Çocukluk yılları: Kuşadası’nda büyüdü.  Güzel eğlenceli bir çocukluk geçirdi. “80’li, 90’lı yıllarda Kuşadası daha küçük daha butik daha keyifli bir yerleşim merkeziydi. Hemen hemen herkes birbirini tanırdı ve çok sıkı dostluklarımız vardı. Denizin çok büyük etkisi var üzerimde. Güzel bir çocukluk ve gençlik dönemi geçirdim diyebilirim. Çocukken ‘Elm Sokağında Kabus’ filminden çok korkardım. İzlediğim zaman ‘Freddy Krueger’ tırnaklarıyla tahtayı çizdiğinde gözlerimi kapattığımı hatırlıyorum ama izlemeye devam ederdim. Şimdi ise çok korku filmi izleyemiyorum çünkü gerçekten korkuyorum. En son ‘Altıncı His’ filminden sonra bıraktım bu işleri.”

Eğitim hayatı: Orta Doğu Teknik Üniversitesi Fizik Bölümü’nde ve Ankara Üniversitesi Siyasal Bilgiler Fakültesi Kamu Yönetimi Bölümü’nde kısa süre eğitim aldıktan sonra, Bilkent Üniversitesi Tiyatro Bölümü’nü kazandı ve mezun oldu.

Oyunculuğa ilk adım: Televizyon macerasına ‘Bizim Evin Halleri’ dizisiyle başladı.

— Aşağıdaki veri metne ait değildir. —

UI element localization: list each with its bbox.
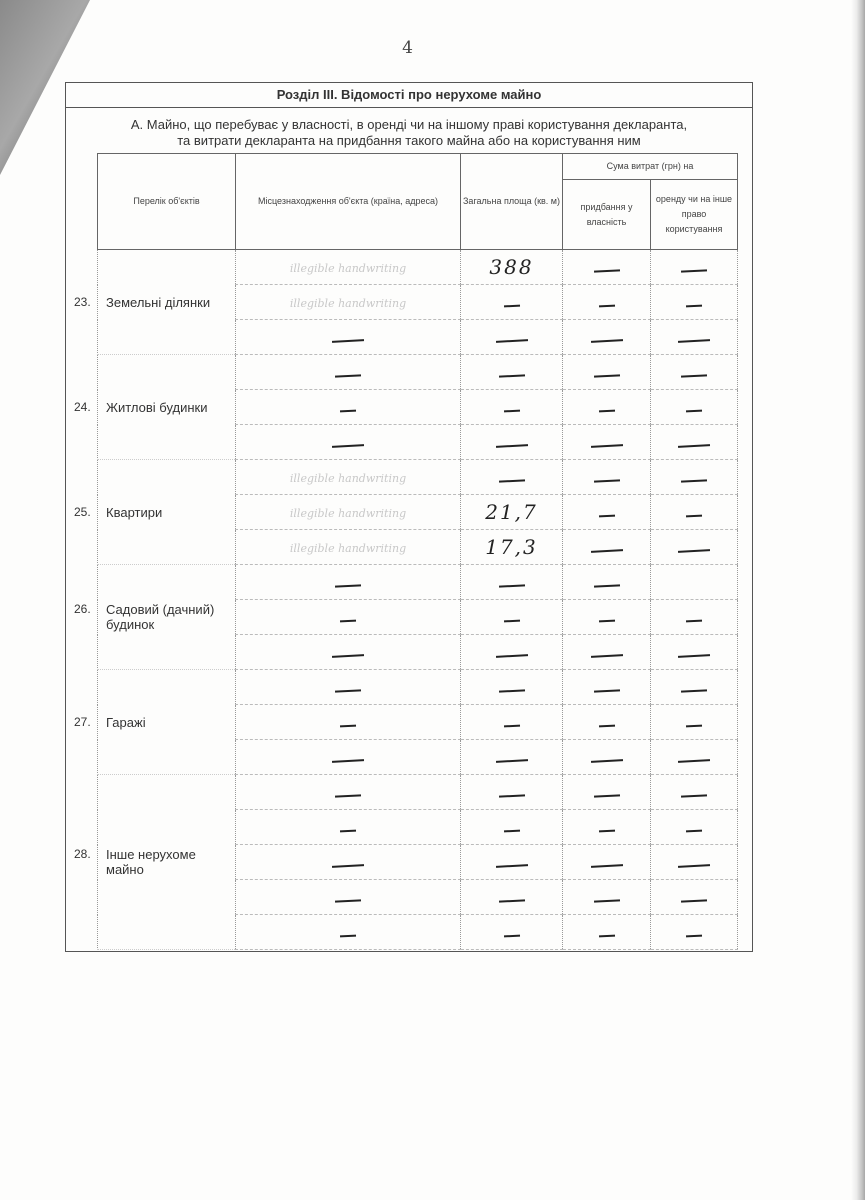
row-number: 25. bbox=[74, 505, 91, 519]
row-category: 28.Інше нерухоме майно bbox=[98, 775, 236, 950]
row-label: Гаражі bbox=[106, 715, 146, 730]
acquisition-cell bbox=[563, 915, 651, 950]
rent-cell bbox=[651, 250, 738, 285]
faded-handwriting: illegible handwriting bbox=[290, 507, 406, 520]
handwritten-dash bbox=[498, 584, 524, 587]
rent-cell bbox=[651, 565, 738, 600]
location-cell bbox=[236, 425, 461, 460]
acquisition-cell bbox=[563, 320, 651, 355]
handwritten-dash bbox=[503, 305, 519, 307]
row-number: 27. bbox=[74, 715, 91, 729]
handwritten-dash bbox=[332, 654, 364, 657]
handwritten-dash bbox=[590, 864, 622, 867]
area-cell bbox=[461, 635, 563, 670]
handwritten-dash bbox=[590, 444, 622, 447]
handwritten-dash bbox=[593, 479, 619, 482]
location-cell bbox=[236, 635, 461, 670]
handwritten-dash bbox=[335, 689, 361, 692]
location-cell bbox=[236, 565, 461, 600]
acquisition-cell bbox=[563, 530, 651, 565]
handwritten-dash bbox=[503, 935, 519, 937]
location-cell bbox=[236, 705, 461, 740]
area-cell bbox=[461, 320, 563, 355]
table-row: 24.Житлові будинки bbox=[98, 355, 738, 390]
location-cell bbox=[236, 320, 461, 355]
acquisition-cell bbox=[563, 390, 651, 425]
handwritten-dash bbox=[681, 899, 707, 902]
handwritten-dash bbox=[340, 725, 356, 727]
rent-cell bbox=[651, 285, 738, 320]
row-category: 23.Земельні ділянки bbox=[98, 250, 236, 355]
handwritten-dash bbox=[593, 794, 619, 797]
faded-handwriting: illegible handwriting bbox=[290, 262, 406, 275]
handwritten-dash bbox=[678, 339, 710, 342]
handwritten-dash bbox=[593, 584, 619, 587]
acquisition-cell bbox=[563, 600, 651, 635]
handwritten-dash bbox=[686, 830, 702, 832]
handwritten-dash bbox=[590, 654, 622, 657]
handwritten-dash bbox=[681, 794, 707, 797]
handwritten-dash bbox=[686, 305, 702, 307]
handwritten-dash bbox=[598, 305, 614, 307]
rent-cell bbox=[651, 390, 738, 425]
section-frame: Розділ ІІІ. Відомості про нерухоме майно… bbox=[65, 82, 753, 952]
location-cell bbox=[236, 845, 461, 880]
handwritten-dash bbox=[590, 759, 622, 762]
rent-cell bbox=[651, 740, 738, 775]
handwritten-dash bbox=[681, 689, 707, 692]
row-number: 26. bbox=[74, 602, 91, 616]
row-category: 24.Житлові будинки bbox=[98, 355, 236, 460]
handwritten-dash bbox=[681, 374, 707, 377]
acquisition-cell bbox=[563, 810, 651, 845]
rent-cell bbox=[651, 880, 738, 915]
handwritten-dash bbox=[495, 864, 527, 867]
handwritten-dash bbox=[678, 444, 710, 447]
section-title: Розділ ІІІ. Відомості про нерухоме майно bbox=[66, 83, 752, 108]
acquisition-cell bbox=[563, 705, 651, 740]
handwritten-dash bbox=[498, 794, 524, 797]
handwritten-dash bbox=[681, 269, 707, 272]
handwritten-dash bbox=[593, 269, 619, 272]
scan-right-edge bbox=[851, 0, 865, 1200]
handwritten-dash bbox=[495, 759, 527, 762]
row-category: 25.Квартири bbox=[98, 460, 236, 565]
faded-handwriting: illegible handwriting bbox=[290, 542, 406, 555]
handwritten-dash bbox=[335, 584, 361, 587]
handwritten-dash bbox=[678, 654, 710, 657]
area-cell bbox=[461, 705, 563, 740]
handwritten-dash bbox=[335, 794, 361, 797]
acquisition-cell bbox=[563, 670, 651, 705]
handwritten-dash bbox=[335, 374, 361, 377]
real-estate-table: Перелік об'єктів Місцезнаходження об'єкт… bbox=[97, 153, 738, 950]
location-cell: illegible handwriting bbox=[236, 530, 461, 565]
location-cell: illegible handwriting bbox=[236, 285, 461, 320]
table-body: 23.Земельні ділянкиillegible handwriting… bbox=[98, 250, 738, 950]
area-cell bbox=[461, 775, 563, 810]
acquisition-cell bbox=[563, 565, 651, 600]
area-cell: 388 bbox=[461, 250, 563, 285]
rent-cell bbox=[651, 915, 738, 950]
handwritten-dash bbox=[495, 654, 527, 657]
handwritten-dash bbox=[335, 899, 361, 902]
rent-cell bbox=[651, 705, 738, 740]
area-cell bbox=[461, 355, 563, 390]
acquisition-cell bbox=[563, 880, 651, 915]
row-label: Садовий (дачний) будинок bbox=[106, 602, 214, 632]
area-cell bbox=[461, 565, 563, 600]
rent-cell bbox=[651, 355, 738, 390]
rent-cell bbox=[651, 530, 738, 565]
header-area: Загальна площа (кв. м) bbox=[461, 154, 563, 250]
handwritten-dash bbox=[498, 479, 524, 482]
handwritten-dash bbox=[340, 935, 356, 937]
header-expenses: Сума витрат (грн) на bbox=[563, 154, 738, 180]
handwritten-dash bbox=[340, 830, 356, 832]
header-rent: оренду чи на інше право користування bbox=[651, 180, 738, 250]
rent-cell bbox=[651, 425, 738, 460]
subtitle-line-2: та витрати декларанта на придбання таког… bbox=[66, 133, 752, 149]
handwritten-dash bbox=[498, 899, 524, 902]
rent-cell bbox=[651, 495, 738, 530]
location-cell: illegible handwriting bbox=[236, 250, 461, 285]
area-cell bbox=[461, 880, 563, 915]
location-cell bbox=[236, 740, 461, 775]
handwritten-dash bbox=[598, 410, 614, 412]
area-cell bbox=[461, 285, 563, 320]
rent-cell bbox=[651, 775, 738, 810]
area-cell bbox=[461, 845, 563, 880]
area-cell bbox=[461, 600, 563, 635]
location-cell bbox=[236, 810, 461, 845]
area-cell: 21,7 bbox=[461, 495, 563, 530]
handwritten-dash bbox=[593, 689, 619, 692]
handwritten-dash bbox=[498, 689, 524, 692]
handwritten-dash bbox=[495, 444, 527, 447]
handwritten-dash bbox=[598, 725, 614, 727]
acquisition-cell bbox=[563, 355, 651, 390]
subtitle-line-1: А. Майно, що перебуває у власності, в ор… bbox=[66, 117, 752, 133]
rent-cell bbox=[651, 320, 738, 355]
handwritten-dash bbox=[681, 479, 707, 482]
acquisition-cell bbox=[563, 425, 651, 460]
handwritten-dash bbox=[332, 864, 364, 867]
location-cell bbox=[236, 355, 461, 390]
handwritten-dash bbox=[332, 759, 364, 762]
acquisition-cell bbox=[563, 775, 651, 810]
acquisition-cell bbox=[563, 285, 651, 320]
handwritten-dash bbox=[590, 339, 622, 342]
area-cell: 17,3 bbox=[461, 530, 563, 565]
rent-cell bbox=[651, 635, 738, 670]
location-cell bbox=[236, 600, 461, 635]
handwritten-dash bbox=[590, 549, 622, 552]
area-cell bbox=[461, 670, 563, 705]
handwritten-dash bbox=[678, 864, 710, 867]
handwritten-dash bbox=[503, 830, 519, 832]
table-row: 23.Земельні ділянкиillegible handwriting… bbox=[98, 250, 738, 285]
handwritten-dash bbox=[598, 935, 614, 937]
handwritten-dash bbox=[598, 620, 614, 622]
location-cell bbox=[236, 670, 461, 705]
row-number: 24. bbox=[74, 400, 91, 414]
handwritten-dash bbox=[598, 515, 614, 517]
row-label: Інше нерухоме майно bbox=[106, 847, 196, 877]
handwritten-dash bbox=[593, 374, 619, 377]
handwritten-dash bbox=[598, 830, 614, 832]
handwritten-dash bbox=[340, 620, 356, 622]
handwritten-dash bbox=[332, 339, 364, 342]
area-cell bbox=[461, 390, 563, 425]
row-label: Житлові будинки bbox=[106, 400, 208, 415]
rent-cell bbox=[651, 460, 738, 495]
acquisition-cell bbox=[563, 845, 651, 880]
row-label: Земельні ділянки bbox=[106, 295, 210, 310]
page-number: 4 bbox=[0, 38, 815, 58]
handwritten-value: 17,3 bbox=[485, 535, 538, 559]
header-acquisition: придбання у власність bbox=[563, 180, 651, 250]
handwritten-dash bbox=[498, 374, 524, 377]
acquisition-cell bbox=[563, 635, 651, 670]
handwritten-dash bbox=[686, 515, 702, 517]
row-category: 26.Садовий (дачний) будинок bbox=[98, 565, 236, 670]
area-cell bbox=[461, 425, 563, 460]
header-location: Місцезнаходження об'єкта (країна, адреса… bbox=[236, 154, 461, 250]
handwritten-dash bbox=[678, 549, 710, 552]
acquisition-cell bbox=[563, 250, 651, 285]
location-cell: illegible handwriting bbox=[236, 495, 461, 530]
row-label: Квартири bbox=[106, 505, 162, 520]
header-objects: Перелік об'єктів bbox=[98, 154, 236, 250]
handwritten-dash bbox=[503, 725, 519, 727]
handwritten-dash bbox=[686, 935, 702, 937]
location-cell bbox=[236, 390, 461, 425]
rent-cell bbox=[651, 810, 738, 845]
handwritten-value: 21,7 bbox=[485, 500, 538, 524]
handwritten-dash bbox=[686, 725, 702, 727]
faded-handwriting: illegible handwriting bbox=[290, 472, 406, 485]
handwritten-dash bbox=[686, 410, 702, 412]
table-row: 28.Інше нерухоме майно bbox=[98, 775, 738, 810]
row-number: 23. bbox=[74, 295, 91, 309]
handwritten-value: 388 bbox=[489, 255, 533, 279]
rent-cell bbox=[651, 670, 738, 705]
table-row: 27.Гаражі bbox=[98, 670, 738, 705]
area-cell bbox=[461, 740, 563, 775]
handwritten-dash bbox=[503, 410, 519, 412]
handwritten-dash bbox=[593, 899, 619, 902]
acquisition-cell bbox=[563, 460, 651, 495]
row-number: 28. bbox=[74, 847, 91, 861]
acquisition-cell bbox=[563, 495, 651, 530]
row-category: 27.Гаражі bbox=[98, 670, 236, 775]
handwritten-dash bbox=[495, 339, 527, 342]
handwritten-dash bbox=[332, 444, 364, 447]
location-cell bbox=[236, 915, 461, 950]
location-cell bbox=[236, 775, 461, 810]
handwritten-dash bbox=[678, 759, 710, 762]
subtitle: А. Майно, що перебуває у власності, в ор… bbox=[66, 117, 752, 149]
handwritten-dash bbox=[340, 410, 356, 412]
table-row: 26.Садовий (дачний) будинок bbox=[98, 565, 738, 600]
area-cell bbox=[461, 460, 563, 495]
table-row: 25.Квартириillegible handwriting bbox=[98, 460, 738, 495]
area-cell bbox=[461, 810, 563, 845]
area-cell bbox=[461, 915, 563, 950]
handwritten-dash bbox=[686, 620, 702, 622]
faded-handwriting: illegible handwriting bbox=[290, 297, 406, 310]
location-cell: illegible handwriting bbox=[236, 460, 461, 495]
location-cell bbox=[236, 880, 461, 915]
acquisition-cell bbox=[563, 740, 651, 775]
rent-cell bbox=[651, 600, 738, 635]
handwritten-dash bbox=[503, 620, 519, 622]
rent-cell bbox=[651, 845, 738, 880]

Hangi proje ile parladı? ‘Kod Adı’ dizisinde canlandırdığı ‘Eren Karaca’ karakteri ile dikkatleri üzerine çekti.

Kişilik özellikleri: Sabırlı, cesur, çekingen, çalışkan, azimli.

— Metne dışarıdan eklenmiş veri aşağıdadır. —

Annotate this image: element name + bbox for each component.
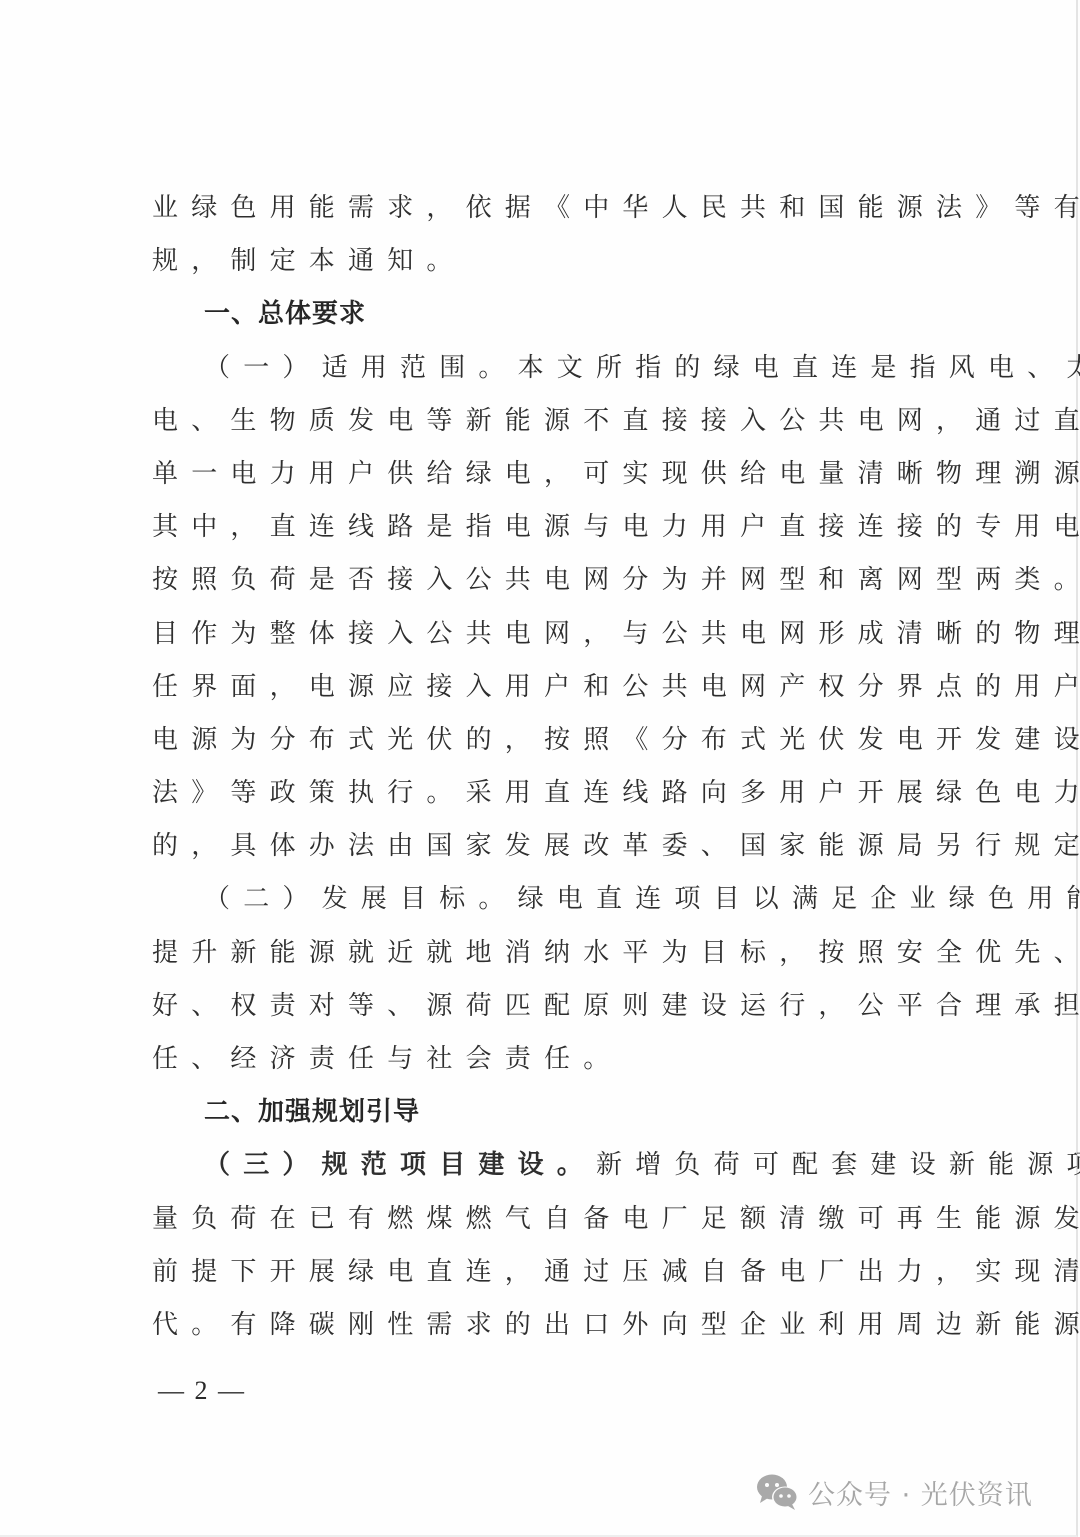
text-line: 目作为整体接入公共电网，与公共电网形成清晰的物理界面与责 <box>152 612 942 665</box>
text-line: 按照负荷是否接入公共电网分为并网型和离网型两类。并网型项 <box>152 558 942 611</box>
text-line: 规，制定本通知。 <box>152 239 942 292</box>
clause-3-project-construction: （三）规范项目建设。新增负荷可配套建设新能源项目。存 <box>152 1143 942 1196</box>
page-number: — 2 — <box>158 1376 246 1406</box>
document-body: 业绿色用能需求，依据《中华人民共和国能源法》等有关法律法 规，制定本通知。 一、… <box>152 186 942 1356</box>
clause-3-text: 新增负荷可配套建设新能源项目。存 <box>596 1150 1080 1180</box>
watermark-text: 公众号 · 光伏资讯 <box>808 1473 1033 1512</box>
text-line: 任、经济责任与社会责任。 <box>152 1037 942 1090</box>
text-line: 量负荷在已有燃煤燃气自备电厂足额清缴可再生能源发展基金的 <box>152 1197 942 1250</box>
document-page: 业绿色用能需求，依据《中华人民共和国能源法》等有关法律法 规，制定本通知。 一、… <box>0 0 1078 1537</box>
text-line: 代。有降碳刚性需求的出口外向型企业利用周边新能源资源探索 <box>152 1303 942 1356</box>
text-line: 单一电力用户供给绿电，可实现供给电量清晰物理溯源的模式。 <box>152 452 942 505</box>
text-line: 好、权责对等、源荷匹配原则建设运行，公平合理承担安全责 <box>152 984 942 1037</box>
text-line: 的，具体办法由国家发展改革委、国家能源局另行规定。 <box>152 824 942 877</box>
text-line: 其中，直连线路是指电源与电力用户直接连接的专用电力线路。 <box>152 505 942 558</box>
clause-2-goals: （二）发展目标。绿电直连项目以满足企业绿色用能需求、 <box>152 877 942 930</box>
text-line: 任界面，电源应接入用户和公共电网产权分界点的用户侧。直连 <box>152 665 942 718</box>
section-heading-planning-guidance: 二、加强规划引导 <box>152 1090 942 1143</box>
clause-1-scope: （一）适用范围。本文所指的绿电直连是指风电、太阳能发 <box>152 346 942 399</box>
text-line: 电、生物质发电等新能源不直接接入公共电网，通过直连线路向 <box>152 399 942 452</box>
text-line: 提升新能源就近就地消纳水平为目标，按照安全优先、绿色友 <box>152 931 942 984</box>
wechat-icon <box>756 1472 800 1512</box>
watermark: 公众号 · 光伏资讯 <box>756 1470 1033 1514</box>
text-line: 电源为分布式光伏的，按照《分布式光伏发电开发建设管理办 <box>152 718 942 771</box>
text-line: 业绿色用能需求，依据《中华人民共和国能源法》等有关法律法 <box>152 186 942 239</box>
clause-3-lead: （三）规范项目建设。 <box>204 1150 596 1180</box>
section-heading-general-requirements: 一、总体要求 <box>152 292 942 345</box>
text-line: 法》等政策执行。采用直连线路向多用户开展绿色电力直接供应 <box>152 771 942 824</box>
text-line: 前提下开展绿电直连，通过压减自备电厂出力，实现清洁能源替 <box>152 1250 942 1303</box>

Düşünce yapısı: Gençken takıldığı konulara artık pek takılmıyor. Yaş aldıkça günü yaşamak istiyor ve sevdiklerine daha fazla zaman ayırıyor.  “Gençken arkadaşınıza takılıyorsunuz, aşklara takılıyorsunuz. Hayat ne uzun diyorsunuz. 30’dan sonra tam tersi oluyor. Bana soruyorlar mesela, ‘İki çocuğunuz var, zaman nasıl geçiyor, uykusuz kalıyorsunuz falan.’ Ben de şunu söylüyorum: ‘Gençken ne dertler için, ne aşklar için uykusuz kaldık. Çocuğun için uykusuz kalmak nedir ki?’ Bir de şöyle bir şey var 20’li yaşlarda biri bana ‘30 yaşında’ deyince, ‘Adama bak kocaman’ derdim.  20’lerde 30’lar gelmeyecek gibiydi, 30’dan sonra 40 bir anda geldi. Aslında zaman ne kadar kısıtlıymış anlıyorsunuz ve şunu fark ediyorsunuz; ‘Ben yaşamalıyım’. Mesela ben eskiden çok geç uyanırdım, çok geç yatardım, şimdi günü yaşamak istiyorum, bu hoşuma gidiyor. Arkadaşlarıma, anne-babama, aileme zaman ayırmaya çalışıyorum. Sevdiğim şeyleri daha sık yapmaya çalışıyorum.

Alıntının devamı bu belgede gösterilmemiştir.